Линда всё шагала и шагала вперёд, вглядываясь в зыбкий туман, молотя ногами чёрный песок. На мгновение в сознании образовалась пустота: мысли слились в одну про то, что есть только путь, цели нет. Она усмехнулась сухими губами и встряхнула головой, собираясь, вновь начала думать о цели пребывания здесь. Учёная знала, что дорогу осилит идущий, а также то, что вряд ли Сет заключил бы сделку с той, что не достала бы ему требуемое. Это придало сил. Посмертное пространство должно когда-нибудь закончиться и привести её в поля Иалу. Молодая женщина устала сомневаться, она, как исследователь, решила принимать существующую здесь и сейчас реальность такой, какой она её видела, а разобраться во всём потом, искренне надеясь, что это «потом» наступит.
Впереди виднелся клубящийся туман, и ей показалось, что вот-вот и она дойдёт до конца этой территории. Линда вновь взглянула себе под ноги и почувствовала ликование — чёрная непроницаемая дымка стала почти прозрачной, и она ступила на грунтовую дорогу.

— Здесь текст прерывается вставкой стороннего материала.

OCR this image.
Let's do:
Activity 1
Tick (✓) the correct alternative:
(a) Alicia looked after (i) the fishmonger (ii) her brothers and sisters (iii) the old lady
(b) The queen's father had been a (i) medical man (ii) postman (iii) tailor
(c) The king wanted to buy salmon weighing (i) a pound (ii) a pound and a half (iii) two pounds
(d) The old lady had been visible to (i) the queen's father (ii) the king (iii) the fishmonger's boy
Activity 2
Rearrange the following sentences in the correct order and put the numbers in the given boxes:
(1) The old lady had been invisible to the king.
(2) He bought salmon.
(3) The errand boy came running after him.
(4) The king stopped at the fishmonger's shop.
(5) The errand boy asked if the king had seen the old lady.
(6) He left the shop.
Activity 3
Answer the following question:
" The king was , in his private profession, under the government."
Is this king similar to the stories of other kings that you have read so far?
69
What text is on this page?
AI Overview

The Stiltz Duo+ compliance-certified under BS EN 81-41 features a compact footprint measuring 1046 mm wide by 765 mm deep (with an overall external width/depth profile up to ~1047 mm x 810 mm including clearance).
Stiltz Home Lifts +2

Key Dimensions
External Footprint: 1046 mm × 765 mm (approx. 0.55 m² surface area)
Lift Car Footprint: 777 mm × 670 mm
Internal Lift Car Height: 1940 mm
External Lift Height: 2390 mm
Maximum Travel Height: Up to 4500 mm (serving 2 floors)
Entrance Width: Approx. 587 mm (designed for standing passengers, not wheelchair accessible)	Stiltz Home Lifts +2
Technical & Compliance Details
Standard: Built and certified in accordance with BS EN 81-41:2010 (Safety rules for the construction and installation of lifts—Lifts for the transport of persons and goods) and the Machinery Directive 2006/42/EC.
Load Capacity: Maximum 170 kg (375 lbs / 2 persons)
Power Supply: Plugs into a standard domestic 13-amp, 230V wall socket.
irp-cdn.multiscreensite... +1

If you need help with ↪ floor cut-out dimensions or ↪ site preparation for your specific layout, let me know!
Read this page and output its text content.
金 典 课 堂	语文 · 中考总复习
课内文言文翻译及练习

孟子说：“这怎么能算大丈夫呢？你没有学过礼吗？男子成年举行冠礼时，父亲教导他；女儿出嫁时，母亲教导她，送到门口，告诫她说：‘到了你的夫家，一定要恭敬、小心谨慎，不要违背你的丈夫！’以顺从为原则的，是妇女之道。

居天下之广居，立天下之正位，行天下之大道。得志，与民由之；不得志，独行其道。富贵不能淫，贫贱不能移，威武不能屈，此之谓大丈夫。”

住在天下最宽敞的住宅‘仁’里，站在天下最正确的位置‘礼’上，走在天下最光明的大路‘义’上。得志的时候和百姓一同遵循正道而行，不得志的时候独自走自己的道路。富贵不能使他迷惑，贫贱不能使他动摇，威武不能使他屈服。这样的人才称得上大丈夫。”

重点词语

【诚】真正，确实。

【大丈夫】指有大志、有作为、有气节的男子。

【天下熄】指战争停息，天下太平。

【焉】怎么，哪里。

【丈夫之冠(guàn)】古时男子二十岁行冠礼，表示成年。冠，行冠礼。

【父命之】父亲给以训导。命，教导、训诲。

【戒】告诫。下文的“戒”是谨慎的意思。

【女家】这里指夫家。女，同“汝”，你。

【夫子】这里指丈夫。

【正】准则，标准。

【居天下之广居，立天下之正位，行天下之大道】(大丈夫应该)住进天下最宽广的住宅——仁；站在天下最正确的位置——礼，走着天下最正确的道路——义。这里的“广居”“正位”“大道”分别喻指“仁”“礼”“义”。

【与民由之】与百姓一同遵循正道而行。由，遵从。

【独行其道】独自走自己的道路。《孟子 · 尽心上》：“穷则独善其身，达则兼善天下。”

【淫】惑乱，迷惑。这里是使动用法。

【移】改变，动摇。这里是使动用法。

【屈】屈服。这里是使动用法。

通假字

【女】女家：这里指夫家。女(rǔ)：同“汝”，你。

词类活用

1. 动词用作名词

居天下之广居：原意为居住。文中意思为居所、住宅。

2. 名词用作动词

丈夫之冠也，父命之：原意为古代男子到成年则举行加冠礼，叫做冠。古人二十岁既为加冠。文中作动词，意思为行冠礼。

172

Туман остался позади, а впереди маячили разрушенные ворота. Она взглянула на звёздное небо немного озадаченно. Мифы врали: на полях Иалу должно быть мягкое вечернее солнце, но, с другой стороны, что люди могли знать о том месте, откуда ещё никто не возвращался?
— До меня, — пробормотала она и решительно сжала губы, продолжив идти к цели.
— Мама… — раздался тонкий мальчишечий голосок.
Линда не дошла пару-тройку шагов до ворот. Она вздрогнула и оглянулась вокруг себя, затем запрокинула голову вверх.
Звук был слабым, словно из-под стекла, и непонятно откуда исходил.
— Генри, — неуверенно произнесла Портер.
— Мама… — раздалось совсем рядом.
— Генри! — выкрикнула молодая женщина с отчаянием и заметалась по дороге, несколько раз прокрутившись вокруг себя, пока перед ней не возник её сын в белом балахоне на одно плечо.
Он ничуть не изменился с той поры, когда она видела его в последний раз, и выглядел бледным, словно был одним из кадров в чёрно-белом кино. Линда медленно подошла к нему и упала на колени.
— Генри… — прошептала она и протянула к нему дрожащие руки, — это ты?
— Мама, — мальчик провёл по щекам женщины пальцем, повторяя движения влажных дорожек.
Линда крупно дрожала, перестав совсем себя контролировать, из груди рвался крик, но она боялась, что испугает сына. Вместо этого она очнулась от оцепенения и рывком прижала его к себе, громко всхлипнув. Тёплый, живой. А когда Генри обнял мать, то она, не сдержавшись, зарылась в его одежды и дала волю слезам.
— Генри, — прошептала молодая женщина сквозь слёзы, сжав щёки мальчика и оглядывая его так, словно хотела проглотить, унеся с собой, затем снова приникла к его маленькому тельцу, она уловила даже не забытый ею запах.
— Мама, — уже слабо.
Линда взглянула на сына. Он стал серым, хрупким, как старая бумага, казалось, что ещё немного и он исчезнет. Она отдёрнула от сына руки, не от страха за себя, а боясь, что он рассыплется в её объятиях и вновь потеряет его.
— Генри, что с тобой? — отчаяние в голосе Портер тщетно пыталась скрыть, но глаза Генри смотрели на неё как будто устало.
— Я очень сильно хотел увидеть тебя, мамочка, и увидел, — мальчик силился не плакать, он пугливо оглянулся вокруг, — нам нельзя говорить друг с другом, — потом порывисто, на секунду почти приникнув к ней своим исхудалым болезненным тельцем, зашептал, — мама, ты умерла?